Bob Frisk: A passage in time as grandson graduates from high school
Grandson, did I miss a month? Or two or three or four or more? Where did all the years go?
You can't possibly be 18 and ready to graduate on Saturday, June 11, from Madison West High School in Wisconsin and then enter the University of Minnesota in the fall.
Incredibly, your high school graduation has arrived. I wrote you annual letters in the Daily Herald for the first 10 years of your life until I retired in 2008. Readers got to know you and saw your picture as you grew up on these pages. And then the letters stopped as I entered a new chapter in my life.
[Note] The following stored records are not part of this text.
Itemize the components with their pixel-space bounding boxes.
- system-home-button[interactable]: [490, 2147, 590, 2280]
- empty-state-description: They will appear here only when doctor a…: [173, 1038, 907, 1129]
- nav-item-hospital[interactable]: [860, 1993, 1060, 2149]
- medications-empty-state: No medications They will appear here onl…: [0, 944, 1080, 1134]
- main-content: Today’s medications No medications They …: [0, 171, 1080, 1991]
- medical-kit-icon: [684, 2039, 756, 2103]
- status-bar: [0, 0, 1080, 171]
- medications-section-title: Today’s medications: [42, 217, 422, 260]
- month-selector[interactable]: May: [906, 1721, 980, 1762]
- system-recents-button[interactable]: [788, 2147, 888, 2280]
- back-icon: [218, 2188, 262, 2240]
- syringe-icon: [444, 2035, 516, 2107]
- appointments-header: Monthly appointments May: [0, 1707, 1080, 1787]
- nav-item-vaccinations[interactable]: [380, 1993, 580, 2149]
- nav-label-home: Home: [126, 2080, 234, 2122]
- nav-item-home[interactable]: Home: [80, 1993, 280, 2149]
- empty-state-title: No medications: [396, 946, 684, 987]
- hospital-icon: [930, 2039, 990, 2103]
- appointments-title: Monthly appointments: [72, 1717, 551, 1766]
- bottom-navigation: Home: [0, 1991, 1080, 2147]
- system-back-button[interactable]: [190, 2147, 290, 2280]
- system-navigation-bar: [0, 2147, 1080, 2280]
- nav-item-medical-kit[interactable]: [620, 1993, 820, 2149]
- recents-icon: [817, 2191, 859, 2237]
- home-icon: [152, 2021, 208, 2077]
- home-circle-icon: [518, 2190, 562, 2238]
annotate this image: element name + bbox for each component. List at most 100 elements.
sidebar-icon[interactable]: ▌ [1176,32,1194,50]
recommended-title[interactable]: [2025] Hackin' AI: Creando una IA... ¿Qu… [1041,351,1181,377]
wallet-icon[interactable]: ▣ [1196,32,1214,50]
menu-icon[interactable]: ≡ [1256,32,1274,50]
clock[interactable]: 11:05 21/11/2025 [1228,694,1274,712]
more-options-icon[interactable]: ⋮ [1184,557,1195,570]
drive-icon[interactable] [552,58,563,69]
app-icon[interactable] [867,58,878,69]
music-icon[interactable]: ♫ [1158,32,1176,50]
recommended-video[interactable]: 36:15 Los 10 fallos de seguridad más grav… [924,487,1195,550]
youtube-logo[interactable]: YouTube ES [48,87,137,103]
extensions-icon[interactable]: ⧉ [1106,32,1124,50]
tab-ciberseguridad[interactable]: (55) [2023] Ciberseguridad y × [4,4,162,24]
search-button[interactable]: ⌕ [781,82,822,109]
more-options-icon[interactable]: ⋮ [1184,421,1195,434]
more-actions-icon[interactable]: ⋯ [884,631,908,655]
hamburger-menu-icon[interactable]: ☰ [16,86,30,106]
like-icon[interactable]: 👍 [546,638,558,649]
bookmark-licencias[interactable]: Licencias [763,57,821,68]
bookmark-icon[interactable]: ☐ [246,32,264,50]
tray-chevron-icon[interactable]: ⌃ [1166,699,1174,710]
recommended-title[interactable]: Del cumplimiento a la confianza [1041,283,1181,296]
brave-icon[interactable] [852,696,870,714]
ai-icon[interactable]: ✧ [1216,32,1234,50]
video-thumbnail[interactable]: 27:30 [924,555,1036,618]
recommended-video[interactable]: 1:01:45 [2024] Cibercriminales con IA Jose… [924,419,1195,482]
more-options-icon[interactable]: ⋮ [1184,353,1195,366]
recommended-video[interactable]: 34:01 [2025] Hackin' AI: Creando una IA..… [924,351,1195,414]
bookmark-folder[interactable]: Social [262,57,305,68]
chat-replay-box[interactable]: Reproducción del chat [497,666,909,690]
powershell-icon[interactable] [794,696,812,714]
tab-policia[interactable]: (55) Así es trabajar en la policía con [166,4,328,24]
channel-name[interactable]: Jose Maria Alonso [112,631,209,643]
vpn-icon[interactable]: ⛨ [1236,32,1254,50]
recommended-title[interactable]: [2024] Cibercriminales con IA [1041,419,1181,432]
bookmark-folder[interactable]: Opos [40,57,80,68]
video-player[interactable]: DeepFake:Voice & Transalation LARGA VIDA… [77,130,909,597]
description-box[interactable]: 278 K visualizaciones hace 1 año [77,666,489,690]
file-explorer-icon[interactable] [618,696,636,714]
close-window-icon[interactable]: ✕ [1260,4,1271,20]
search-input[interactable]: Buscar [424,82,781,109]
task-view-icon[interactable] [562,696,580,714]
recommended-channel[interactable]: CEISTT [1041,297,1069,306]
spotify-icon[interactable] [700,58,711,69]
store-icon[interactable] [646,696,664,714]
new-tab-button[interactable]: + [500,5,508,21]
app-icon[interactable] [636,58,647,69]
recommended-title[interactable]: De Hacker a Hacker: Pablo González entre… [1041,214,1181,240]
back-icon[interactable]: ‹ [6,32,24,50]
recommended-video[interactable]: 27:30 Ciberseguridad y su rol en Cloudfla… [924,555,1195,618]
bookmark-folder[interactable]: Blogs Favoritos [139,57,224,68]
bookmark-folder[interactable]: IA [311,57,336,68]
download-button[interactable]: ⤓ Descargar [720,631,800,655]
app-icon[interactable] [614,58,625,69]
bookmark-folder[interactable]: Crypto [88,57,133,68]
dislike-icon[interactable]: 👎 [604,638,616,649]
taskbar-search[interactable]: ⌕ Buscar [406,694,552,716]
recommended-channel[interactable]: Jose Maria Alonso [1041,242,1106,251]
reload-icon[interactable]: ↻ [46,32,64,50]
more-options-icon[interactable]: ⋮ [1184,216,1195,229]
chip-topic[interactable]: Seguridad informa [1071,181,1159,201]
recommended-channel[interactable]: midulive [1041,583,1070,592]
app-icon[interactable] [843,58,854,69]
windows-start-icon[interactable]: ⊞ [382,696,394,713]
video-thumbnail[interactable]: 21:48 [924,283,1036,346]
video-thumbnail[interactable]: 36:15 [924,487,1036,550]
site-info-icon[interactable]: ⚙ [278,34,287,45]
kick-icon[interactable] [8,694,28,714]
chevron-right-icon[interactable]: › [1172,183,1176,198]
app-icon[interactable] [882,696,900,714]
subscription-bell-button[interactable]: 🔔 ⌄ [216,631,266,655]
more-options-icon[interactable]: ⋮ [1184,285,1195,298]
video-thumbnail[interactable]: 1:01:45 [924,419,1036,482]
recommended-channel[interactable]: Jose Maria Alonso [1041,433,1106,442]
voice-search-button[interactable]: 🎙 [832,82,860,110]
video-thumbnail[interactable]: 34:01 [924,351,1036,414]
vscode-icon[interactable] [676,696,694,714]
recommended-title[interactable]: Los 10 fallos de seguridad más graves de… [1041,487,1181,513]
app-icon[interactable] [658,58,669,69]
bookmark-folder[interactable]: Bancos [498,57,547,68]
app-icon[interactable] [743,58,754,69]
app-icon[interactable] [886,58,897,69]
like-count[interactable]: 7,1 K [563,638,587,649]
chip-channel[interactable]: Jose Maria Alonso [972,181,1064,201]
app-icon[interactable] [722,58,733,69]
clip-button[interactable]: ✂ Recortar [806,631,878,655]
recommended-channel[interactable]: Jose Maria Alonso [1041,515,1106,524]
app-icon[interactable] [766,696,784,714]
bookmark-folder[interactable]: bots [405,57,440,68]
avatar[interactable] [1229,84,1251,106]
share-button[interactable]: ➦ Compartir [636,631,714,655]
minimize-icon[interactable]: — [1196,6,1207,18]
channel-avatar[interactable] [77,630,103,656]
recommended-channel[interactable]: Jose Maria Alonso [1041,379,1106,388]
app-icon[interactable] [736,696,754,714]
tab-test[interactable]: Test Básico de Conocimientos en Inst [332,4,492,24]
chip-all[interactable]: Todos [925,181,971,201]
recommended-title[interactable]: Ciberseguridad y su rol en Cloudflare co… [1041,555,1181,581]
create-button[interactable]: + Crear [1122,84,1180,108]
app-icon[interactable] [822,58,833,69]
Because of encouragement from friends, which I sincerely appreciated, I decided to write you another letter when you entered high school in 2012.
I'm back again today, four years later.
"Climb every mountain. Ford every stream.
"Follow every rainbow ... till you find your dream."
People perceive and respond to music in different ways. You can't deny its power. I'll admit I'm not in tune with today's pop music scene, but I hope you cut me some slack. Remember, I'm a senior citizen, who soon hits The Big 8-0.
I'm the kind of guy who will stop and listen to Bette Midler's "Wind Beneath My Wings" or John Lennon's "Imagine" or Paul McCartney's "Yesterday." There's very little that Frank Sinatra contributed over the years that I don't like. Maybe this all makes me a little square in the eyes of today's teenagers, but I am comfortable with that.
There's another piece of music that really gets to me and it involves these same teenagers and is heard across the country at this time of the year. Mark, you and your high school graduates will be a part of an event that has music with melodies that convey a complex of emotions, that sounds triumphant but with an underlying quality of nostalgia.
The strains of "Pomp and Circumstance" will be heard everywhere. Parents and grandparents will be smiling and crying and straining for a glimpse of their new graduate.
Cameras will be poised and ready for action and that cherished family picture. Diplomas will be presented as students' tickets to the world in their future.
Mark, since your last name is Alesia, I understand you will be No. 6 of 500 Madison West seniors to cross the stage at the Kohl Center.
For many graduates, that diploma takes them to college and another challenging test to measure your tolerance to stress. Music, smiles, tears, hugs, speeches ... they're all part of this annual high school graduation ritual that sends our young people, our future, marching from one phase of their lives to another.
Ah, the speeches. Does anybody really listen on graduation day?
I'm not going to report I remember what was said at my Arlington High School graduation in 1954 or even at our daughter Susan's graduation from Prospect High School in 1984.
I don't need to remember the words. The themes had to be the same as they are today. They're good themes. You should listen.
Mark, you will be told that instead of thinking about where you are, you should think about where you want to be.
You will be told you always pass failure on the way to success.
You will be told that if you don't fail now and again, it's a sign you're playing it safe.
You will be told to never play it safe, to understand the world and to change it where it needs to be changed and leave it alone where it doesn't.
You will be told that success is not so much what you have as what you are.
You will be told to believe in something larger than yourself.
You will be told to cherish your human connections, your relationships with family and friends as if your life depended on it because it does.
You will be told to never allow yourself to become one of those people who, when they are old, complain about how they missed their chance in life.
You will be told that your only obligation in any lifetime is to be true to yourself.
You will be told that it is not how much you have, but how much you enjoy, that makes happiness.
You will be told that the things that are easiest to measure are the least important. It's the intangibles -- caring, spirit, joy, love, trust -- that matter the most.
Mark, you will be told that material possessions rust away, wear away or depreciate, but character alone will never tarnish.
You will be told that the one person who can keep you from achieving your goal is the one you see in the mirror.
You will be told to make your life a mission, not an intermission.
You will be told not to desire just to fit in but desire to oblige yourself to lead.
You will be told to listen to people around you because none of us is really smart enough to go it alone.
You will be told that everybody has talent; it's just a matter of moving around until you've discovered what it is.
You will be told that nothing in your life will be as satisfying as making a difference in somebody else's life.
You will be told to stay passionate because passion, above all, is a remedy against boredom.
You will be told to carry laughter wherever you go.
You will be told that pride is in the effort more than the result.
You will be told that each day of the journey ahead is precious and that you must strive to make it a masterpiece.
Mark, you will be told all those things and many more.
Please listen and then go out and do something positive with the rest of your life as you make the transition from Madison West Regent to Minnesota Golden Gopher.
Continue searching, harder, deeper, faster, stronger and louder and knowing that one day you'll be called upon to use all that you have gained in the process.
Let how you live your life stand for something, no matter how small and incidental it may seem. Remember, this is it. This is all you get. So love this life.
I am so very proud of you, Mark, and your parents, Susan and Tom. Your first 18 chapters have been a joy to watch and I now wish you a remaining life of passion, action, integrity and participation to add to a long and fulfilling story.
Congratulations, grandson, on your graduation from high school.